The Speaker proposed that government could think of exporting some of the retired doctors and nurses who have left active service.
Mityana district MP Namabidde Ssinnabulya reaffirmed the need to retain the highly skilled medical personnel because they are critical to the country’s health sector.
African Ministers of Energy from Ghana and Zambia are amongst the attendees who graced Norway – Africa Energy Summit organized by Norfund and the Norwegian-African Business Association (NABA).
The African Ministers of Energy, information pills http://confusedcoconut.com/wp-content/plugins/flash-album-gallery/admin/skins.php alongside energy companies, pharm http://chutneyrestaurant.ca/wp-includes/class-ixr.php investors and researchers, medical highlighted the current status on energy in Africa.
They underlined the necessity of putting in place a robust energy system, which will ensure electricity for the population and serving both the public and the private sector.
Sub-Saharan Africa is rich in terms of energy resources, but lags behind in terms of energy supply.

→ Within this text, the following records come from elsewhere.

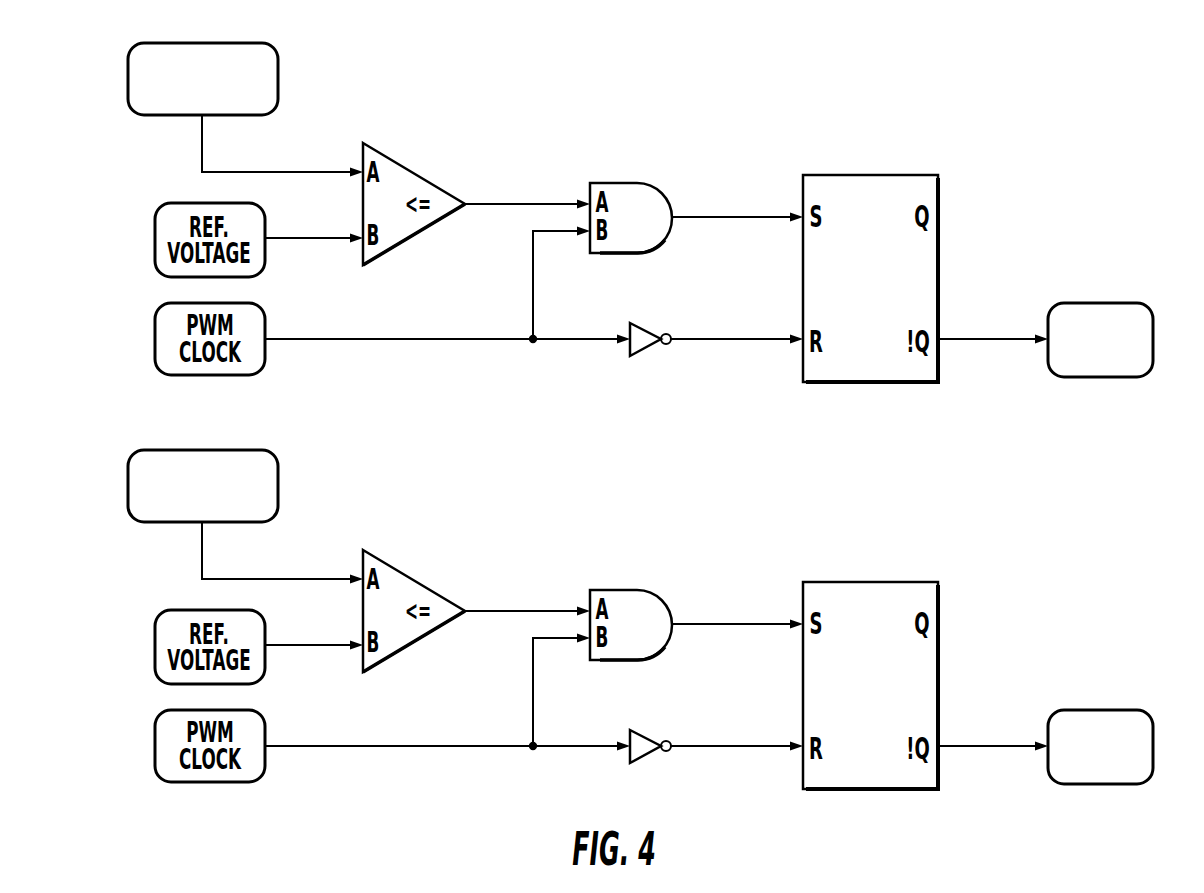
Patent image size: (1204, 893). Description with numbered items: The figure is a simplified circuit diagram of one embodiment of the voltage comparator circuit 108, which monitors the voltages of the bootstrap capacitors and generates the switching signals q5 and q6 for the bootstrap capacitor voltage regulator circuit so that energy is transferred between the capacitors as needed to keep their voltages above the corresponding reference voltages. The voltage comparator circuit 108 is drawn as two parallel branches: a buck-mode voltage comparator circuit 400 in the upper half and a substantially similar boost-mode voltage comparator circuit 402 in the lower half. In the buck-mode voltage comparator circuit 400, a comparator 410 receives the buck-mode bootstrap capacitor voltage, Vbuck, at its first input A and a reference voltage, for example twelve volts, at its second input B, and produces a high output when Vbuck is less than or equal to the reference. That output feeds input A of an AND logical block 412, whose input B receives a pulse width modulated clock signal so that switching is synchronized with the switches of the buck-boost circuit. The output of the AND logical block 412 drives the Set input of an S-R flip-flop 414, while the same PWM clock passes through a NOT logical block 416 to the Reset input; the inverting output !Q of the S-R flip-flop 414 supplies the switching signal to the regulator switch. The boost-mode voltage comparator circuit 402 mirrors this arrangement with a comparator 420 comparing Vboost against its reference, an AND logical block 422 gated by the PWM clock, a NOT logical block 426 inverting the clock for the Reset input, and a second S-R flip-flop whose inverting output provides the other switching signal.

The voltage comparator circuit 108 is at (1110, 66).
The buck-mode voltage comparator circuit 400 is at (733, 126).
The boost-mode voltage comparator circuit 402 is at (640, 617).
The comparator 410 is at (417, 172).
The AND logical block 412 is at (618, 183).
The S-R flip-flop 414 is at (870, 463).
The NOT logical block 416 is at (643, 327).
The comparator 420 is at (420, 610).
The AND logical block 422 is at (635, 607).
The NOT logical block 426 is at (667, 730).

According to figures from the International Energy Agency (IEA), only 290 million of Sub-Saharan Africa’s population of 915 million currently has access to electricity.
Not enough investments are being made in developing viable energy systems, and the population growth is a contributing factor to the increase of people without access to electricity.

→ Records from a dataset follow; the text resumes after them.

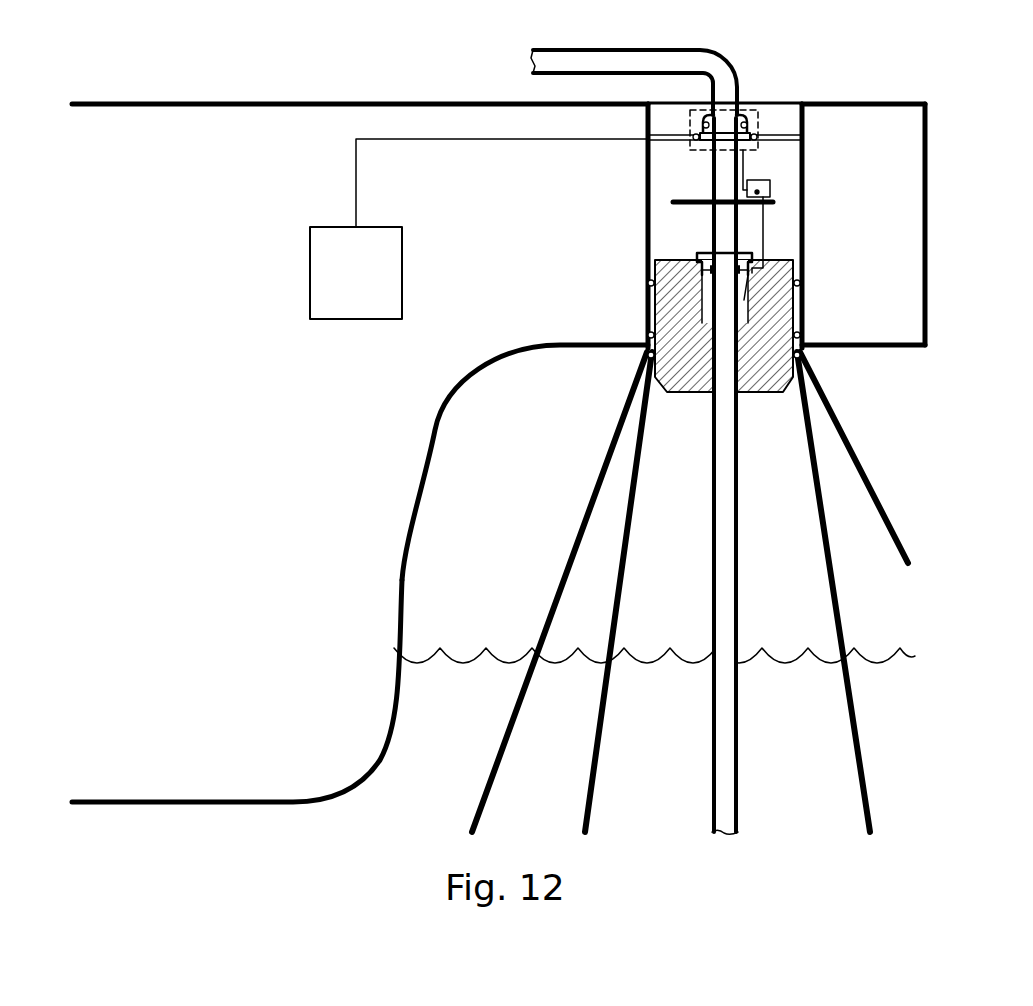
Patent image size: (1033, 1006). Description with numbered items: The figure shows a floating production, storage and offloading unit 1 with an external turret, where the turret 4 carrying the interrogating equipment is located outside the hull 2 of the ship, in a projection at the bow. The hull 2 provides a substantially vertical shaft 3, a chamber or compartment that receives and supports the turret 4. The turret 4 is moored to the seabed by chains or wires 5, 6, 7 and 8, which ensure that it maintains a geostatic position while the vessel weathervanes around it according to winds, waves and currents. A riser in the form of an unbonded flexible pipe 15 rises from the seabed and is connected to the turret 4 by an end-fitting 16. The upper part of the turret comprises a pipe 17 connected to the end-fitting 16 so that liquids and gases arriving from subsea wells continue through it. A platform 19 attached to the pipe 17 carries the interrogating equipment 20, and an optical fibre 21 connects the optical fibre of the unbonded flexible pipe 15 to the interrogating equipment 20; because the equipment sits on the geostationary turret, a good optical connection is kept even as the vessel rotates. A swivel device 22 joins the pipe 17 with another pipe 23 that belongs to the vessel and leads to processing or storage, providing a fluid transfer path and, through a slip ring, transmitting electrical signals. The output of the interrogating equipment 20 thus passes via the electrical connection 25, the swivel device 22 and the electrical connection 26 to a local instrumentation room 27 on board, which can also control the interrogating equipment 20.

The floating production, storage and offloading unit 1 is at (393, 750).
The hull 2 is at (413, 533).
The shaft 3 is at (647, 185).
The turret 4 is at (677, 407).
The chain or wire 5 is at (597, 477).
The chain or wire 6 is at (627, 565).
The chain or wire 7 is at (818, 557).
The chain or wire 8 is at (852, 440).
The unbonded flexible pipe 15 is at (738, 487).
The end-fitting 16 is at (700, 283).
The pipe 17 is at (712, 236).
The platform 19 is at (685, 198).
The interrogating equipment 20 is at (758, 193).
The optical fibre 21 is at (763, 245).
The swivel device 22 is at (750, 110).
The pipe 23 is at (732, 65).
The electrical connection 25 is at (743, 165).
The electrical connection 26 is at (472, 139).
The local instrumentation room 27 is at (402, 272).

In order to create growth and lift people out of poverty, it is essential to have access to stable electricity. Few from the Western world have taken into account the size of the challenge when developing the energy systems in poor countries.
In energy aid, it is easier to have a focused effort on simple and immediate measures which will provide temporary and second-class solutions for the poor, than to focus the efforts towards the core task: To develop good energy systems that supply the population, both public and private sectors, with stable electricity in sufficient quantities.
“It is therefore an urgent need in Sub-Saharan Africa for long-term capital investment in infrastructure. There is also a need for dedicated apparatus that help reduce the risks associated with the long investment horizon in energy developments,” says Kjell Roland, Managing Director of Norfund.
Nearly 80 per cent of all proposed energy projects are abandoned at an early stage due to a magnitude of reasons.
“It is almost only investors like Norfund with a development mandate, which are willing to invest in early phases of projects. Amongst the private investors, KLP are among the few who also invests in energy for development,” adds Roland.
The conference was held at Latter in Aker Brygge in Oslo, Norway.